Answer
(a) $p = 3$; the series converges.
(b) $p = \dfrac{1}{2}$; the series diverges.
(c) $p = 1$; the series diverges.
(d) $p = \dfrac{2}{3}$; the series diverges.
Work Step by Step
(a) $\mathop \sum \limits_{k = 1}^\infty \dfrac{1}{{{k^3}}}$
$p = 3$
We have $p = 3 \gt 1$, by Theorem 9.4.5, the series converges.

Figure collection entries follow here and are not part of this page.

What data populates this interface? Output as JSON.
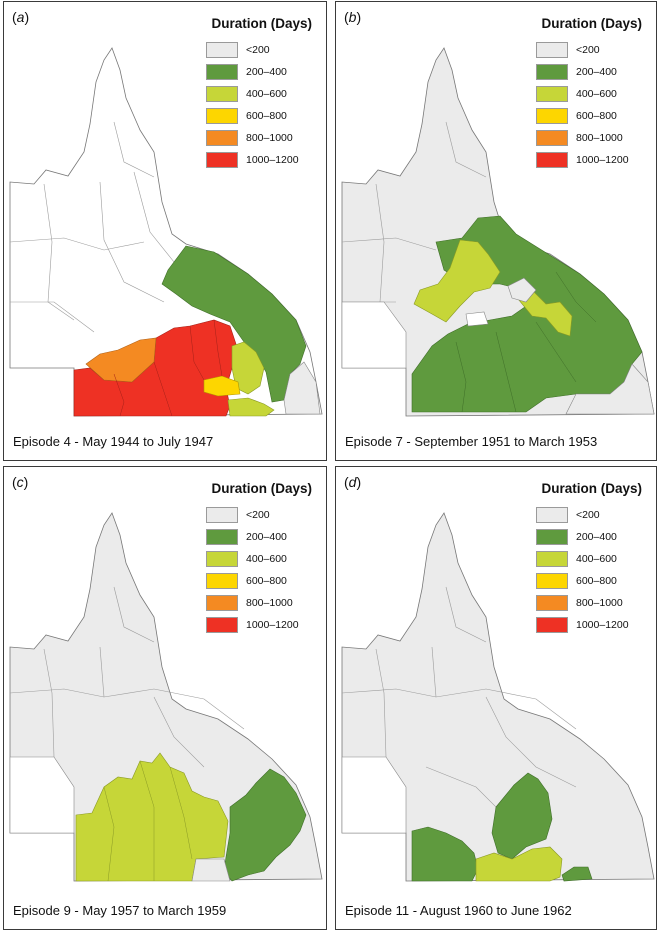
{
  "legend": {
    "title": "Duration (Days)",
    "items": [
      {
        "label": "<200",
        "color": "#ebebeb"
      },
      {
        "label": "200–400",
        "color": "#5f9a3e"
      },
      {
        "label": "400–600",
        "color": "#c6d638"
      },
      {
        "label": "600–800",
        "color": "#fdd600"
      },
      {
        "label": "800–1000",
        "color": "#f48a22"
      },
      {
        "label": "1000–1200",
        "color": "#ee3124"
      }
    ]
  },
  "panels": [
    {
      "letter": "a",
      "caption": "Episode 4 - May 1944 to July 1947"
    },
    {
      "letter": "b",
      "caption": "Episode 7 - September 1951 to March 1953"
    },
    {
      "letter": "c",
      "caption": "Episode 9 - May 1957 to March 1959"
    },
    {
      "letter": "d",
      "caption": "Episode 11 - August 1960 to June 1962"
    }
  ]
}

(b) $\mathop \sum \limits_{k = 1}^\infty \dfrac{1}{{\sqrt k }} = \mathop \sum \limits_{k = 1}^\infty \dfrac{1}{{{k^{1/2}}}}$
$p = \dfrac{1}{2}$
Since $p = \dfrac{1}{2} \lt 1$, by Theorem 9.4.5, the series diverges.
(c) $\mathop \sum \limits_{k = 1}^\infty {k^{ - 1}} = \mathop \sum \limits_{k = 1}^\infty \dfrac{1}{k}$
$p = 1$
This is the harmonic series, which diverges.
(d) $\mathop \sum \limits_{k = 1}^\infty {k^{ - 2/3}} = \mathop \sum \limits_{k = 1}^\infty \dfrac{1}{{{k^{2/3}}}}$
$p = \dfrac{2}{3}$
Since $p = \dfrac{2}{3} \lt 1$, by Theorem 9.4.5, the series diverges.